How marketers can navigate the legal pitfalls of generative AI

How marketers can navigate the legal pitfalls of generative AI

WASHINGTON — Generative AI remains at the center of conversations in the worlds of technology and advertising, with advancements continuing to roll out from tech giants, agency holding companies and marketing consultancies. While causing some uncertainty about job futures, the technology is also seen by marketers as a balm for burnout and a way to boost investment in creator content.


Amid all of these applications and experiments, generative AI still faces a raft of legal issues and practical pitfalls that marketers must navigate while integrating the tech into their operations. Those concerns were the topic of a panel at the IAB Public Policy and Legal Summit on Tuesday (April 2). 

Panelists also clarified some definitional distinctions that marketers must understand, especially as agencies, ad-tech providers and other platforms rush to adopt generative AI while rebranding and highlighting AI functionality that has been part of the ad industry for more than a decade. 


“You've probably been using machine learning and deep learning to segment your audience, to develop ad budgets, to place ads, to understand what type of viewers may be more responsive to particular types of advertisements,” said Dera Nevin, managing director at FTI Consulting. “Machine learning and deep learning has been used in the advertising industry for a long time … and now we're starting to see the use of generative AI to generate content.”


Cooking with AI


To understand AI, Nevin suggested a controlling metaphor around cooking wherein algorithms are recipes, data inputs are ingredients and generated outputs are prepared food. While machine learning is a simple recipe, the deep learning that drives large-language models and generative AI is a much more complicated one. As in the kitchen, the final product is only as good as the ingredients, and the data which AI is trained on limits the efficacy and accuracy of the output.

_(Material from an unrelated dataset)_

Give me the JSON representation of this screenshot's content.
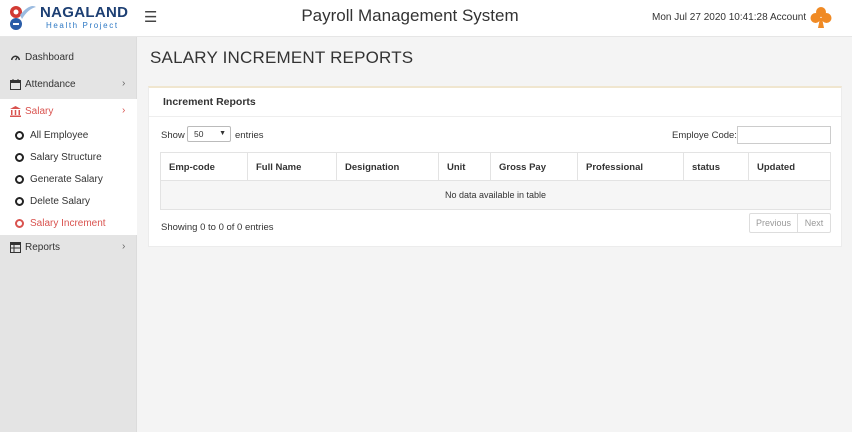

“In order to really understand what kind of food you're going to get when the recipes interact with the ingredients, you actually need to know what's in the kitchen and who's preparing it,” Nevin said. “But there's often little transparency behind what the [recipe] is or what the ingredients are. Without knowing that, you just don't know what kind of food … is going to come out.”

Agencies and brands should be concerned about what data they are inputting as generative AI prompts as well as the output that is generated. When using public-facing generative AI tools like ChatGPT, that data becomes part of the algorithm's data set — whether it is confidential, personal or otherwise private.


When considering output, marketers should be wary of acontextual content that is generated when AI doesn't understand context, resulting in output that can be embarrassing to brands. Plus, in its attempts to simulate human behavior, AI can click or “behave” as human beings, driving incorrect metrics or understandings of engagement. 


“Hallucination” has become a popular way to describe the unexpected output generated by AI, but Nevin pushed back on the term as it attributes human characteristics to technology. So-called hallucinations are happening due to underlying math and probabilities; the technology is doing what it is designed to do, but does not have the human ability to create original ideas.


“A human being combined two concepts to come up with ‘Sharknado.' I don't know that an AI could do that," she said. "But an AI could come up with very credible ‘Sharknado 2’, ‘3’, ‘4’ and ‘5.’"


Generating opportunities


Much of the last year has been focused on the threat vectors of generative AI, including concerns around publisher and ad traffic, compensation for the inclusion of copyrighted material in large-language models and signaling protocols for determining what should and should not be allowed to train AI models, explained IAB CEO David Cohen in an interview at the summit. As the industry begins to solve for those threats, brands and agencies can focus on the opportunity vectors.


“How do we use all of this for creative efficiency, workflow efficiency, making our business more agile, adaptable and efficient? There's tons and tons of work that's going on there on the creative side,” Cohen said. “The opportunity [piece] is what the next 12 to 24 months will look like.”


For marketers, some of those opportunities might be better served by looking to tech company offerings that protect brand safety more effectively than public-facing tools. For example, Adobe and its Firefly platform can be trained on a brand's assets — rather than publicly scraped data — giving the outputs better resonance with the brand, explained Matt Savare, a partner at Lowenstein Sandler, LLP, during the panel. Plus, companies like Adobe, Google and Shutterstock have announced plans to indemnify users against third-party intellectual property claims, protecting smaller brands and agencies from legal peril.


Still, those opportunities might have to wait as brands and agencies triage more pressing concerns, like the deprecation of third-party cookies, first-party data strategies and Google's Privacy Sandbox proposals, Cohen explained.


Whether generative AI will eventually deliver on the loftiest promises of its biggest boosters and be able to create high-level, creative campaigns remains to be seen. Other technology has revolutionized so many parts of the advertising ecosystem in previously unbelievable ways, and generative AI could be the next miracle tool — one day.


“The generation that's coming up is going to be doing what we do in extremely novel ways, and I wouldn't be surprised if we get to precision advertising [with AI] at some point," Nevin said. "I just don't know how quickly that's going to come.”